In this case, probability of having a value of one class 1 is .96 while having a value of class 2 is .04.

Otherwise random forests use a threshold of 0.5.

mkt
  • 11,770
  • 9
  • 51
  • 125
Pablo Casas
  • 548
  • 6
  • 9
3

There are a number of ways of including costs.
(1) Over/under sampling for each bagged tree (stratified sampling) is the most common method of introducing costs. you intentionally imbalance dataset.
(2) Weighting. Never works. I think this is emphasized in documentation. Some claim you just need to weight at all stages, including Gini spliting and final voting. If it is going to work, it is going to be a tricky implementation.
(3) Metacost function in Weka.
(4) Treating a random forest as a probabilistic classifier and changing the threshold. I like this option the least. Likely due to my lack of knowledge, but even though the algorithm can output probabilities doesn't make sense to me to treat them as if this was a probabilistic model.

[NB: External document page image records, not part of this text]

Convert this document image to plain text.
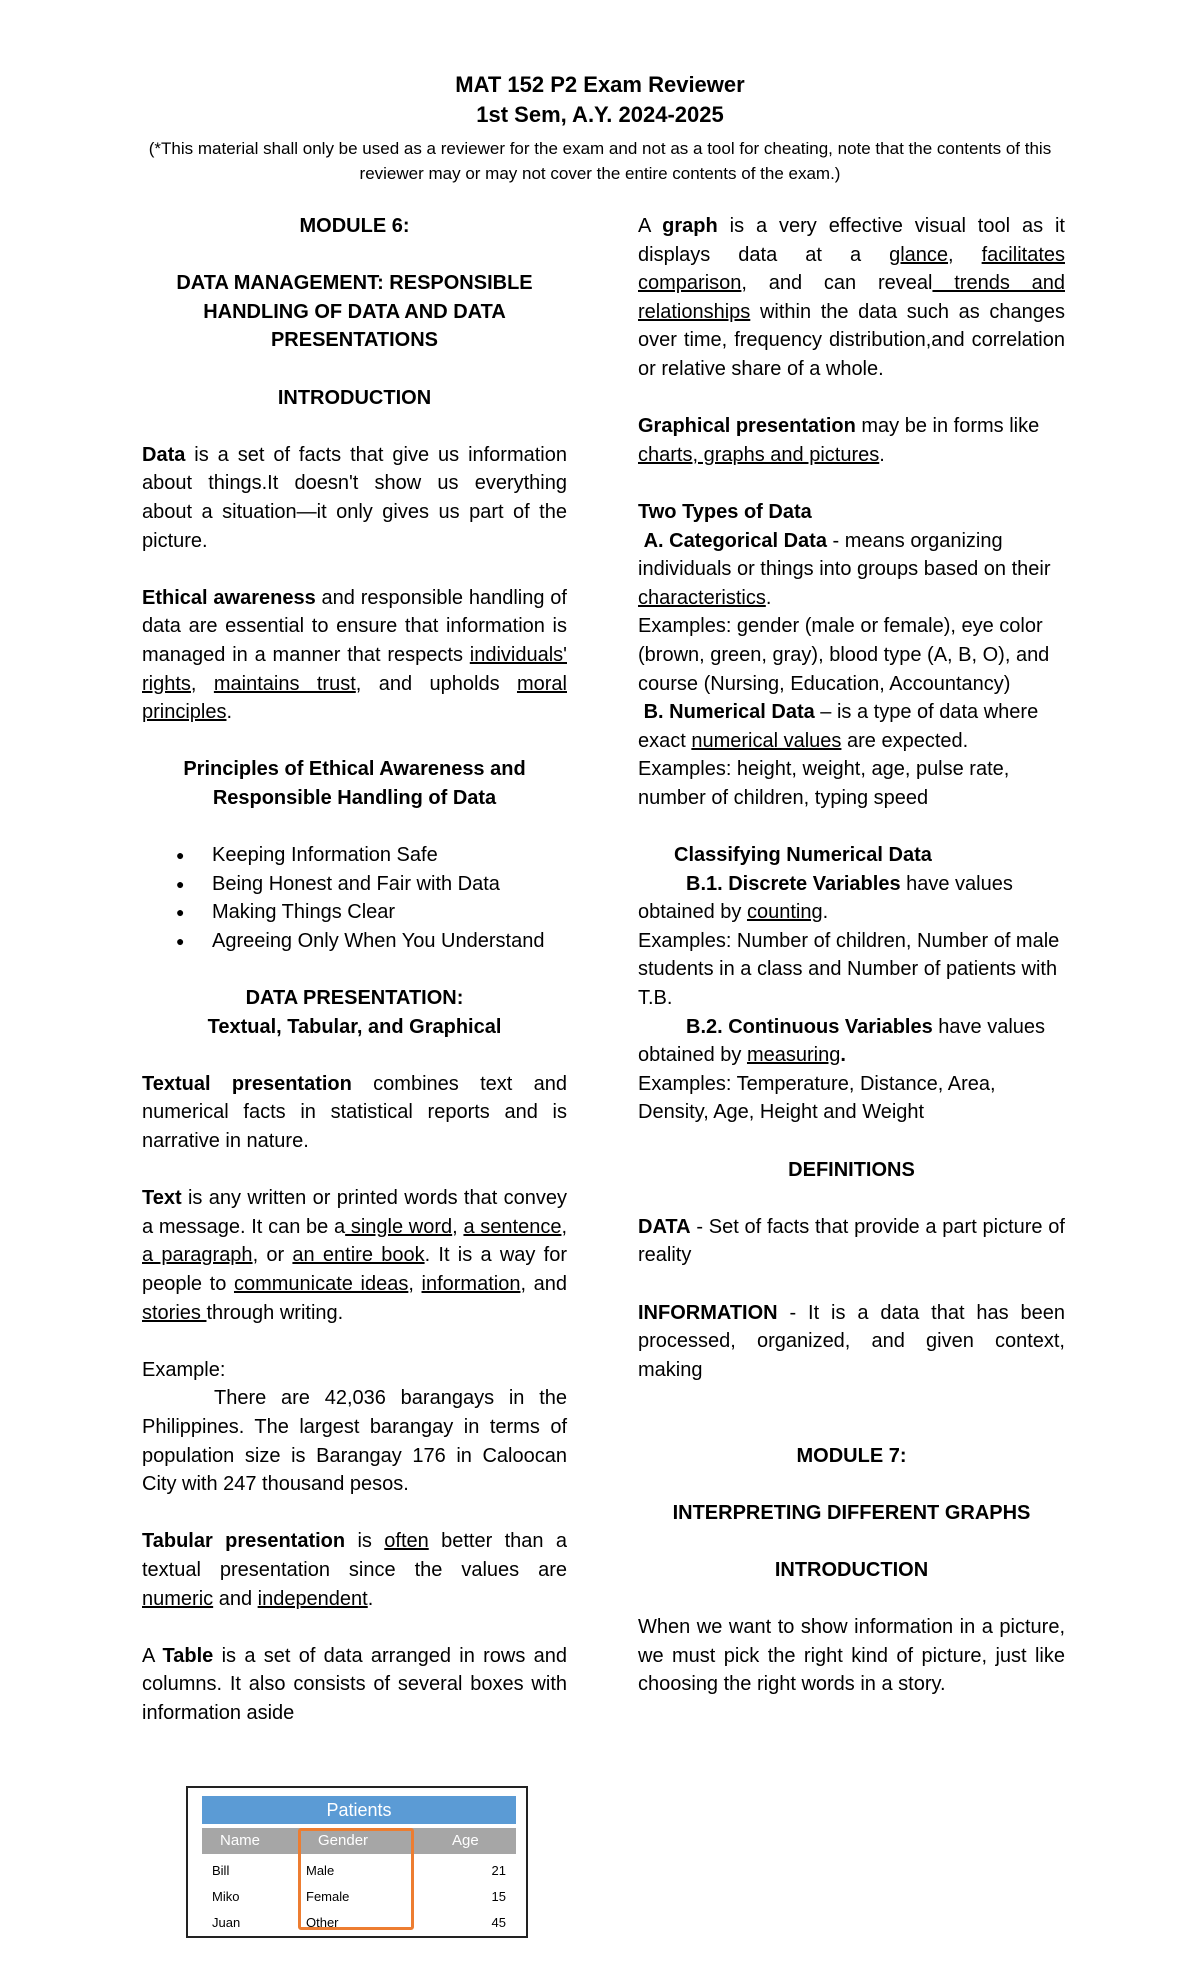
MAT 152 P2 Exam Reviewer
1st Sem, A.Y. 2024-2025
(*This material shall only be used as a reviewer for the exam and not as a tool for cheating, note that the contents of this reviewer may or may not cover the entire contents of the exam.)

MODULE 6:

DATA MANAGEMENT: RESPONSIBLE HANDLING OF DATA AND DATA PRESENTATIONS

INTRODUCTION

Data is a set of facts that give us information about things.It doesn't show us everything about a situation—it only gives us part of the picture.

Ethical awareness and responsible handling of data are essential to ensure that information is managed in a manner that respects individuals' rights, maintains trust, and upholds moral principles.

Principles of Ethical Awareness and Responsible Handling of Data

● Keeping Information Safe
● Being Honest and Fair with Data
● Making Things Clear
● Agreeing Only When You Understand

DATA PRESENTATION:

Textual, Tabular, and Graphical

Textual presentation combines text and numerical facts in statistical reports and is narrative in nature.

Text is any written or printed words that convey a message. It can be a single word, a sentence, a paragraph, or an entire book. It is a way for people to communicate ideas, information, and stories through writing.

Example:

There are 42,036 barangays in the Philippines. The largest barangay in terms of population size is Barangay 176 in Caloocan City with 247 thousand pesos.

Tabular presentation is often better than a textual presentation since the values are numeric and independent.

A Table is a set of data arranged in rows and columns. It also consists of several boxes with information aside

Patients
Name	Gender	Age
Bill	Male	21
Miko	Female	15
Juan	Other	45

A graph is a very effective visual tool as it displays data at a glance, facilitates comparison, and can reveal trends and relationships within the data such as changes over time, frequency distribution,and correlation or relative share of a whole.

Graphical presentation may be in forms like charts, graphs and pictures.

Two Types of Data

A. Categorical Data - means organizing individuals or things into groups based on their characteristics.

Examples: gender (male or female), eye color (brown, green, gray), blood type (A, B, O), and course (Nursing, Education, Accountancy)

B. Numerical Data – is a type of data where exact numerical values are expected.

Examples: height, weight, age, pulse rate, number of children, typing speed

Classifying Numerical Data

B.1. Discrete Variables have values obtained by counting.

Examples: Number of children, Number of male students in a class and Number of patients with T.B.

B.2. Continuous Variables have values obtained by measuring.

Examples: Temperature, Distance, Area, Density, Age, Height and Weight

DEFINITIONS

DATA - Set of facts that provide a part picture of reality

INFORMATION - It is a data that has been processed, organized, and given context, making

MODULE 7:

INTERPRETING DIFFERENT GRAPHS

INTRODUCTION

When we want to show information in a picture, we must pick the right kind of picture, just like choosing the right words in a story.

But I'm sure there are additional approaches.

charles
  • 2,436
  • 11
  • 13
1

One can incorporate costMatrix in randomForest explicitly via parms parameter:

library(randomForest)
costMatrix <- matrix(c(0,10,1,0), nrow=2)
mod_rf <- randomForest(outcome ~ ., data = train, ntree = 1000, parms = list(loss=costMatrix))
Sergey Bushmanov
  • 1,107
  • 1
  • 8
  • 19
0

You can incorporate cost sensitivity using the sampsize function in the randomForest package.

model1=randomForest(DependentVariable~., data=my_data, sampsize=c(100,20))

Vary the figures (100,20) based on the data you have and the assumptions/business rules you are working with.

It takes a bit of a trial and error approach to get a confusion matrix that reflects the costs of classification error. Have a look at Richard Berk's Criminal Forecasts of Risk: A Machine Learning Approach, p. 82.

Tavrock
  • 1,552
  • 8
  • 27